内視鏡検査は痛くて、ツラくて、面倒くさい、そんな印象をお持ちの方が多いからだと思います。だからこそ、苦痛のない楽な内視鏡検査を提供することが重要なのですね。理想的な検査を実現するために、鎮静剤を安全かつ適切に使用しながら、内視鏡をスムーズに挿入・操作し、さまざまな病変を発見していく。

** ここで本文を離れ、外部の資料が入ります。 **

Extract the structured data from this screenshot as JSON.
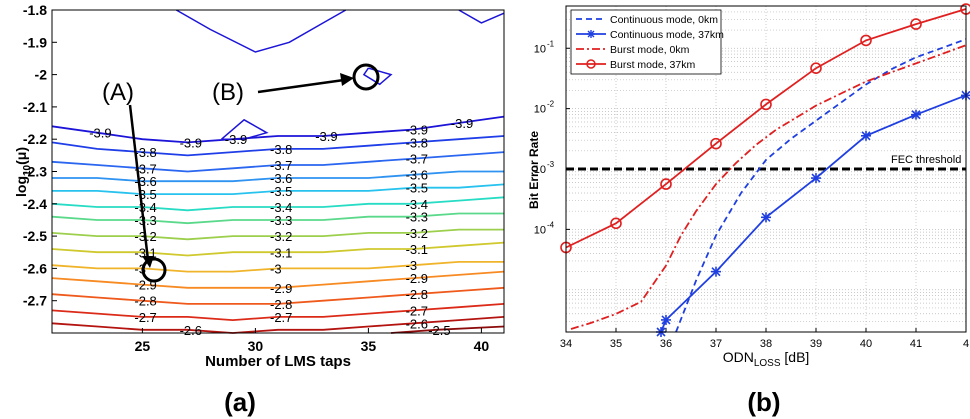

こうした技術の習熟は当然のことながら、当院では事前診察やアフターフォローにも力を入れています。事前診察では、患者さまが抱える不安をすべて聞き出し丁寧に説明する。アフターフォローでは、患者さまの不安をいたずらに煽ることのないよう細心の注意を払いながら正確な情報をお伝えします。いちばんの基本は「病気」ではなく「人間」を治すという視点です。患者さまの人柄やお気持ち、生活環境に思いを馳せて、最適な治療方法を組み立てていく。いわば“全人的”な治療が欠かせないのです。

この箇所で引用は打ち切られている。